Nurturing the future of pandemic expertise

The Striving for Pandemic Preparedness consortium is breaking down academic silos to equip trainees with the technical expertise and "soft skills" required for the modern workforce.

Sasha Roeder Mah - 8 January 2026

When PhD candidate Hery Lee joined the lab of Matthias Götte, she also, by extension, became part of the Striving for Pandemic Preparedness - Alberta Research Consortium (SPP-ARC), where Götte is director. In the three years since, both Lee and SPP-ARC have grown and evolved — and in large part she credits the consortium’s investment in learner training for the research and career paths that have opened for her.

SPP-ARC launched in 2022 as part of the Government of Alberta-funded response to the COVID-19 pandemic. The U of A-based group pulls together scientists from across the colleges of health science and natural and applied sciences to enable more rapid responses to the next pandemic, through research and training on vaccines and antiviral drugs.

The research work being done within this group is important to the health of Albertans in outbreak situations with emerging viruses, but equally central to their mandate is the training of highly qualified personnel, says Ksenia Rybkina, director of training. This tends to fall into two main areas: exposure to cutting-edge technologies and career preparation. 

The big picture

“With most academic training, you become an expert in a very specific field,” says Rybkina. Working in pandemic preparedness also requires a great deal of interdisciplinary knowledge. This was driven home by COVID-19, she adds. “When it comes to those who study infectious disease, it used to be that you could be an expert in either just the host or just the pathogen. But now you really need to have a better idea of how the two interact.” SPP-ARC’s approach to training reflects this shift from siloed expertise to a collaborative model, where multiple scientific fields intersect to solve complex challenges.

Monthly seminars and research retreats get trainees from different departments and faculties into the same room to contextualize their work. “We get a lot of great feedback that they’re so grateful for that opportunity,” says Rybkina. In fact, the last annual retreat, held in Banff, was opened to researchers from across the country. To have virologists, chemists, immunologists and structural biologists at the same event was an “incredibly enriching” experience for SPP-ARC trainees. “This kind of thing makes for much more well-rounded academics,” says Rybkina.

Trainees can also apply for funding to visit and learn from other researchers around the world, often making them the first people in their lab to have heard of a new technology.
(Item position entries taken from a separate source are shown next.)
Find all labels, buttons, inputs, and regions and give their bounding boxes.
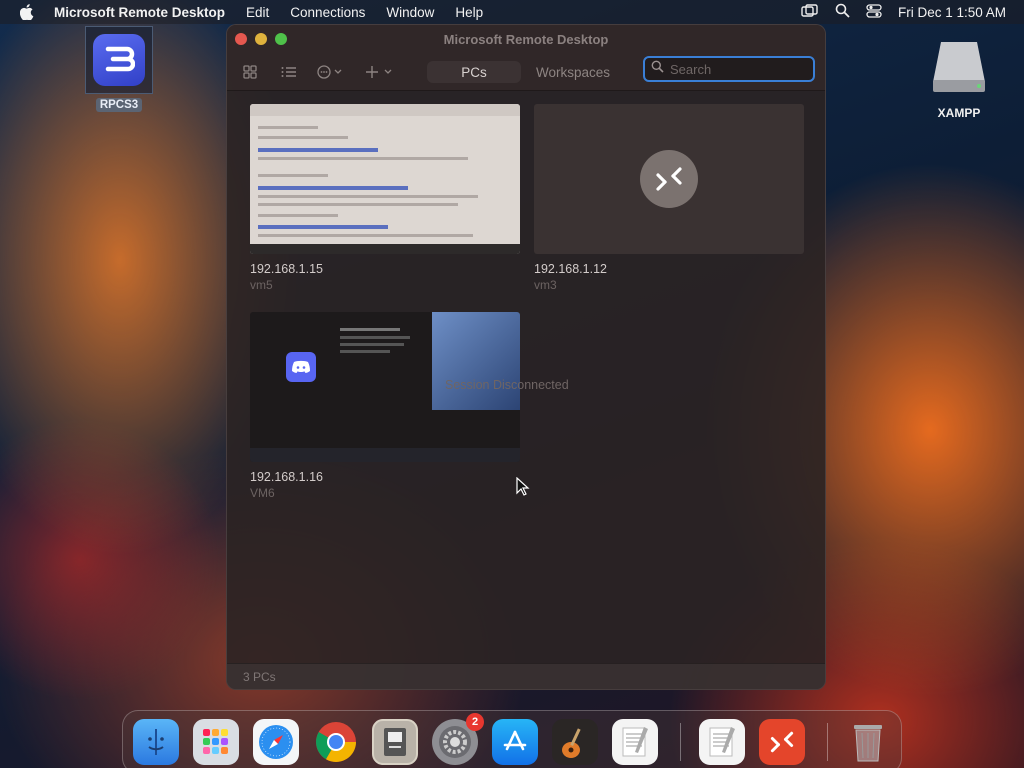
- dock-remote-desktop[interactable]: [759, 719, 805, 765]
- menu-connections[interactable]: Connections: [290, 5, 365, 20]
- pc-name: 192.168.1.12: [534, 262, 607, 276]
- pc-name: 192.168.1.15: [250, 262, 323, 276]
- trash-icon: [854, 725, 882, 762]
- disk-drive-icon: [933, 42, 985, 92]
- rpcs3-selection-frame: [85, 26, 153, 94]
- app-store-icon: [503, 730, 527, 751]
- pc-friendly-name: vm5: [250, 278, 273, 292]
- dock: 2: [122, 710, 902, 768]
- add-menu-icon[interactable]: [365, 61, 395, 83]
- pc-thumbnail[interactable]: [250, 104, 520, 254]
- pc-card[interactable]: 192.168.1.16 VM6: [250, 312, 520, 500]
- textedit-icon: [622, 727, 648, 757]
- notification-badge: 2: [466, 713, 484, 731]
- mouse-pointer-icon: [516, 477, 530, 496]
- dock-app-store[interactable]: [492, 719, 538, 765]
- desktop-icon-rpcs3[interactable]: RPCS3: [84, 26, 154, 112]
- dock-preview[interactable]: [372, 719, 418, 765]
- pc-name: 192.168.1.16: [250, 470, 323, 484]
- list-view-icon[interactable]: [281, 61, 297, 83]
- dock-textedit[interactable]: [612, 719, 658, 765]
- dock-trash[interactable]: [845, 719, 891, 765]
- window-title: Microsoft Remote Desktop: [443, 32, 609, 47]
- control-center-icon[interactable]: [866, 3, 882, 21]
- search-input[interactable]: [670, 61, 810, 77]
- desktop-wallpaper-preview: [432, 312, 520, 410]
- screen-mirroring-icon[interactable]: [801, 3, 819, 21]
- session-disconnected-text: Session Disconnected: [445, 378, 569, 392]
- search-field[interactable]: [643, 56, 815, 82]
- launchpad-icon: [203, 729, 228, 754]
- dock-separator: [680, 723, 681, 761]
- menu-bar: Microsoft Remote Desktop Edit Connection…: [0, 0, 1024, 24]
- desktop-icon-xampp[interactable]: XAMPP: [926, 36, 992, 120]
- discord-icon: [286, 352, 316, 382]
- tab-workspaces[interactable]: Workspaces: [525, 61, 621, 83]
- pc-card[interactable]: 192.168.1.15 vm5: [250, 104, 520, 292]
- remote-desktop-logo-icon: [770, 731, 794, 753]
- xampp-label: XAMPP: [937, 106, 981, 120]
- dock-chrome[interactable]: [313, 719, 359, 765]
- rpcs3-label: RPCS3: [95, 98, 143, 112]
- remote-desktop-window: Microsoft Remote Desktop PCs Workspaces: [226, 24, 826, 690]
- dock-safari[interactable]: [253, 719, 299, 765]
- dock-finder[interactable]: [133, 719, 179, 765]
- pc-count: 3 PCs: [243, 670, 276, 684]
- search-icon: [651, 60, 664, 78]
- dock-textedit-document[interactable]: [699, 719, 745, 765]
- menu-app-name[interactable]: Microsoft Remote Desktop: [54, 5, 225, 20]
- tab-pcs[interactable]: PCs: [427, 61, 521, 83]
- menu-edit[interactable]: Edit: [246, 5, 269, 20]
- pc-friendly-name: vm3: [534, 278, 557, 292]
- pc-thumbnail[interactable]: [534, 104, 804, 254]
- guitar-icon: [562, 728, 581, 758]
- dock-garageband[interactable]: [552, 719, 598, 765]
- chrome-icon: [316, 722, 356, 762]
- remote-desktop-logo-icon: [640, 150, 698, 208]
- preview-icon: [384, 728, 406, 756]
- pc-card[interactable]: 192.168.1.12 vm3: [534, 104, 804, 292]
- more-actions-menu-icon[interactable]: [317, 61, 345, 83]
- finder-icon: [148, 729, 164, 755]
- menu-help[interactable]: Help: [455, 5, 483, 20]
- dock-separator: [827, 723, 828, 761]
- spotlight-search-icon[interactable]: [835, 3, 850, 21]
- menubar-clock[interactable]: Fri Dec 1 1:50 AM: [898, 5, 1006, 20]
- rpcs3-app-icon: [93, 34, 145, 86]
- dock-system-settings[interactable]: 2: [432, 713, 484, 765]
- menu-window[interactable]: Window: [386, 5, 434, 20]
- grid-view-icon[interactable]: [243, 61, 257, 83]
- window-titlebar[interactable]: Microsoft Remote Desktop PCs Workspaces: [227, 25, 825, 91]
- textedit-icon: [709, 727, 735, 757]
- pc-friendly-name: VM6: [250, 486, 275, 500]
- dock-launchpad[interactable]: [193, 719, 239, 765]
- apple-menu-icon[interactable]: [0, 4, 54, 20]
- status-bar: 3 PCs: [227, 663, 825, 689]
- safari-compass-icon: [259, 725, 293, 759]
This can spark new ideas for the more established researchers — thus the training comes full circle. In preparation for the launch of SPP-ARC’s cryo-EM facility, Lee spent three months as a visiting student at Rockefeller University, receiving hands-on training in the fundamentals of cryo-electron microscopy. Thanks to the travel and training grant, she was able to work closely in person with experts Seth Darst and Elizabeth Campbell, with whom she had collaborated virtually several years before. “This experience enabled me to bring structural biology expertise back,” she says, but it offered much more than that. “I expanded my technical skill set,” she says, but she also had the invaluable opportunity to expand her professional network — and has secured a postdoctoral position at Rockefeller.

Career prep

When Rybkina started in her role, she was surprised to discover how many SPP-ARC trainees were pondering a career outside academia. “In 2022, 90 per cent of our PhD and 100 per cent of master’s trainees were aiming for a career in industry,” she says, so she realized quickly that a big part of her job would be giving them the tools to pursue that. Expanding their technical knowledge and helping them become a bit more generalist was one important ingredient in that. The other? Exposure to the range of opportunities in industry and the “soft skills” that will help get them there.

Through industry round-tables and Q&A sessions with guest speakers, trainees can discover a “day in the life” of various careers, while beginning to build a professional network beyond the university. These sessions have the added benefit of showing trainees that being a generalist with good soft skills — flexibility, ability to work within a team, good communication skills — may be more valued outside academia than being a highly specialized expert. 

What’s next?

“What can we do to help them develop these softer skill sets?” Rybkina’s goal for this new year is to answer that question with a focus on facilitating peer learning in science communication and knowledge translation. 

By providing trainees with more opportunities to share their research, SPP-ARC hopes to empower them with the skills needed to present their knowledge in ways any audience can understand. “Scientists who might be used to talking only to other academics need to learn how they can contribute to the public discourse,” she says. “It’s almost like marketing your work.” This can be done through all kinds of creative mediums — such as graphics, elevator pitches and oral presentations — but regardless of the method, it starts with a respect for different audiences’ needs. 

With SPP-ARC’s dual training focus on interdisciplinarity and career development, it’s no wonder trainees like Hery Lee are finding jobs around the world. “You can put them into any sector and they will be successful in a team-based environment,” says Rybkina. When they return to Alberta, they enrich our biomedical ecosystem. Ensuring there are opportunities here in Alberta and fostering local expertise remain central to SPP-ARC’s mandate. “We have so much talent here and we want to make sure we retain it.”